We advise dog owners to administer medicines with caution, particularly when treating dogs with Aussie or Collie bloodlines.

Keeping the hybrid as a family pet

Australian German Shepherd crossbreeds require consistent training and exercise schedules and high upkeep costs to nurture them into good family companions.

Even though this Mix’s demanding lifestyle makes it hard for some dog owners to keep up, several other qualities suggest otherwise. A German Shepherd Australian cross can quickly get along with other pets if you train them at an early age to socialize.

The strong herding intuitions of GSDs and mainly Aussie Shepherds lead them into feeling the need to herd and guard people. Ensure you continually train and remind the cross not to nip at children’s heels or gather them at specific locations.

If you want to raise an Australian Shepherd mix effectively, we recommend that you socialize them with many different people and in different circumstances.
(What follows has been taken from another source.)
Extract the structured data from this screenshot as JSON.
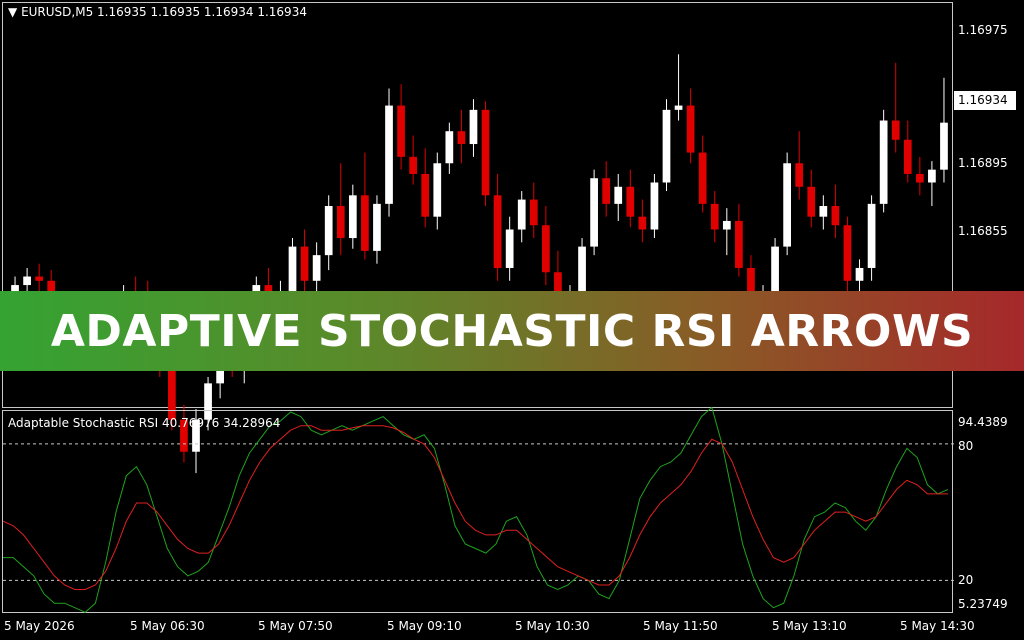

With proper socialization, the crossbreeds will act politely towards visitors and, over time, learn to differentiate them from intruders.

Wrapping Up

The benefits of acquiring and nurturing an Australian German Shepherd cross significantly outweigh the downsides. You’ll only require consistent coaching and positive teaching to instill the desirable character in your puppy.

Besides proper training, German Shepherd Australian hybrids need adequate nutrition, regular grooming, and frequent visits to the vet for checkups and medication.

The crosses can live up to fifteen years, provided their owners focus on the dog’s feeding and exercise routines.

Some mixed colors are hard and expensive to come by. Regardless, finding a healthy Aussie German pup requires pinpointing a trustworthy breeder who will provide all the necessary documentation on the puppy’s welfare.